Das Wohnzimmer war unter dem Dach. Über dem Sofa hing an der Schräge ein lackierter toter Fisch an einem Brett. Als Opa Kevin sich auf das Kordsofa fallen ließ, knirschten die Garnelenköpfe in seiner Hose. In einem Radio in der Küche lief irgendein Mittelwellesender mit Marschmusik. Opa Kevin begann sich eine Kippe zu drehen, als Luise Kollerbach, die fünfundachtzigjährige Schwester von Opa Kollerbach, in die Opa Kevin verschossen war, die Stube betrat. Hi, grüßte sie. Darf ich mich neben dich setzen?
Klar, sagte Opa Kevin scheinbar gleichgültig, aber er war innerlich ziemlich aufgeregt. Luise Kollerbach schlurfte zum Sofa und setzte sich schüchtern neben Opa Kevin. Opa Kevin schwitzte.
Opa Kollerbach hat mir gesagt, dass ich dir gefalle, fing Luise Kollerbach an.
Opa Kevin druckste herum. Sollte er ja sagen?
Nun, es ist so, fuhr Luise Kollerbach fort, du gefällst mir auch ziemlich gut, Opa Kevin.
Ehrlich?
Und da war es schon passiert. Luise Kollerbach drückte ihren gebisslosen Mund auf den von Opa Kevin. Der konnte nichts machen als reagieren. Ihre Hand kroch in Opa Kevins Schoß.

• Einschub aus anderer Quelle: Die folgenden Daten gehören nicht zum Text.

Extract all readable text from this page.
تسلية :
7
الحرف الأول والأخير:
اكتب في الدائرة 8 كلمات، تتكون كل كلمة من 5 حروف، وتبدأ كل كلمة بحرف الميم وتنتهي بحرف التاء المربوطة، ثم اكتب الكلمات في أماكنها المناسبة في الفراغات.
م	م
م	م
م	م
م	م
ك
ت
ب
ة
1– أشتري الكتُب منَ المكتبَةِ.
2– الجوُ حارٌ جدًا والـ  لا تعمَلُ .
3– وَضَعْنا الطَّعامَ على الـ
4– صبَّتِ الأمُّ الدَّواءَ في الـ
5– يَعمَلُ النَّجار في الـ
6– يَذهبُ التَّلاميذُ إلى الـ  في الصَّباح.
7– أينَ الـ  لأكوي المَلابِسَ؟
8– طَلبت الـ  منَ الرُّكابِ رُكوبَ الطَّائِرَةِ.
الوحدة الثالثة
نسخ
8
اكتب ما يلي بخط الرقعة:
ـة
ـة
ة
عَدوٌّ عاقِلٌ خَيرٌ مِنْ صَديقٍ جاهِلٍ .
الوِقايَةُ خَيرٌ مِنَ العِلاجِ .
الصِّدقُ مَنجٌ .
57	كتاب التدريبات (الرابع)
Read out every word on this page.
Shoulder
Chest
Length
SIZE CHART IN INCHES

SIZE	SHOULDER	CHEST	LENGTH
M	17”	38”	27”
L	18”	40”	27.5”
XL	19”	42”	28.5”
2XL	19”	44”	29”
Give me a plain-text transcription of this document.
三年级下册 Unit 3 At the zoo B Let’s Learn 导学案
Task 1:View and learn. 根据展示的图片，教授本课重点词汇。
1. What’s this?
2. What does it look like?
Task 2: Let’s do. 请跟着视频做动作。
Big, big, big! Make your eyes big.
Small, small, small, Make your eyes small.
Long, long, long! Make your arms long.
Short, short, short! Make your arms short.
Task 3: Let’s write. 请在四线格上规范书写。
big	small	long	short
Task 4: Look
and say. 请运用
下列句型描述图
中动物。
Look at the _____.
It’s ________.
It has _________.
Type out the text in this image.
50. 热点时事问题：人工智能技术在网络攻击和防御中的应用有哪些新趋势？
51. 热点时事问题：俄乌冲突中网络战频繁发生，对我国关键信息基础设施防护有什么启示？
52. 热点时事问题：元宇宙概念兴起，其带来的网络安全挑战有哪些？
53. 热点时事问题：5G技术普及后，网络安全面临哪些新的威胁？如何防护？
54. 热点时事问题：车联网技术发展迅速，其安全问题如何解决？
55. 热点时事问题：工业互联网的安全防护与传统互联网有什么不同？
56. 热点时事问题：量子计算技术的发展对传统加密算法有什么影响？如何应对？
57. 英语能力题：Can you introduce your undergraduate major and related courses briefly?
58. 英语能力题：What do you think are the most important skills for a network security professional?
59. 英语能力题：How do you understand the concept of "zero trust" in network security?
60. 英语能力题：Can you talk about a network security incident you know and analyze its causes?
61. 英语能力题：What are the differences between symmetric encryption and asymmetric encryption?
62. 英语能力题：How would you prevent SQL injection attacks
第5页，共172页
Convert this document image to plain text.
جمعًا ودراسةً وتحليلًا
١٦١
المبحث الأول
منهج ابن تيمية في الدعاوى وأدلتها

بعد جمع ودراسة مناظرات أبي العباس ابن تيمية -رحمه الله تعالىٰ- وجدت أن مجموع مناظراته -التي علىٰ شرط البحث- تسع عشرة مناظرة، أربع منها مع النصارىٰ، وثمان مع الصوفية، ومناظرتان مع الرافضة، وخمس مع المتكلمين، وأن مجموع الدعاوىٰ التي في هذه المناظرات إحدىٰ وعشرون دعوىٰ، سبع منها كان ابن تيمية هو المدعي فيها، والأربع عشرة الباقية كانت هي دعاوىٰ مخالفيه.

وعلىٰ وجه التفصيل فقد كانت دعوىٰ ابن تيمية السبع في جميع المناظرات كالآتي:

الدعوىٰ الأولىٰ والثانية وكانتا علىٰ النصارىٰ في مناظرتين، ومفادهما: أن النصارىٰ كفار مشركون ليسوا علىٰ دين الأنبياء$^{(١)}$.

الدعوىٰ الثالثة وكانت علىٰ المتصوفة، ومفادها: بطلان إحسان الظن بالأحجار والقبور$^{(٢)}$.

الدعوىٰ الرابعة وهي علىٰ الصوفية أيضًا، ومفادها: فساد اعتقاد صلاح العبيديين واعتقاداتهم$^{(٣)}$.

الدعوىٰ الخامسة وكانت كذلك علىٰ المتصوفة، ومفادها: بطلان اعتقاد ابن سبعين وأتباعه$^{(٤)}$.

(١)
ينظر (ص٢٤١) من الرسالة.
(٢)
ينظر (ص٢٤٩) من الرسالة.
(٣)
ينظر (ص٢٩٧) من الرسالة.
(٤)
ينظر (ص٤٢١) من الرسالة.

Da betrat Norbert das Zimmer und war fassungslos.
Ja, spinn ich denn? Seid ihr noch bei Trost?!
Erschrocken fuhren die beiden auseinander, und Luise Kollerbach stand schuldbewusst auf. Norbert kam zu ihr hin und fasste sie am Ohr. Da er sehr klein war, musste er dazu nach oben greifen.
Du hast Hausarrest, junge Dame! Ab auf dein Zimmer!
Luise Kollerbach schlurfte heulend raus.
Und du, wandte sich Norbert an Opa Kevin, gehst jetzt besser auch.

Opa Kevin stand auf und verließ die Wohnung. Er wartete vor dem Mietshaus und scharrte mit den Füßen auf dem Boden herum. Endlich kam Opa Kollerbach runter. Wortlos setzten sie sich in Bewegung, Richtung Stadtpark.
Was ist denn passiert, fragte Opa Kollerbach, und Opa Kevin erzählte es ihm.
Als sie am See des Stadtparks angekommen waren, nahm Opa Kevin Garnelenköpfe aus seiner Tasche und versuchte, damit die Brüllenten zu treffen.
Ich glaub, ich hau ab, sagte er zu Opa Kollerbach. Gottlieb geht mir zur Zeit so auf den Sack.
Wohin denn, fragte Opa Kollerbach.
Opa Kevin hatte Glück; er traf eine Brüllente, sodass sie umkippte und wie ein Kanu mit dem Bauch nach oben weiterschwamm.
Vermutlich werde ich nach Bolivien und mich dort den Rebellen anschließen.
Oioi, wenn das mal gutgeht, sagte Opa Kollerbach. Er dachte, Opa Kevin meine es nicht ernst.
Hm, machte Opa Kevin. Nach einer halben Stunde trennten sie sich. Opa Kevin ging doch noch einmal zu sich nach Hause, wo es sicher Anschiss geben würde wegen den Tellern im Spülkasten. Die Sonne schabte über den Horizont, als sich Opa Kevin eine Selbstgedrehte anzündete. Gottlieb wird auch mal erwachsen, dachte er. Und dann bin ich endlich mein eigener Herr.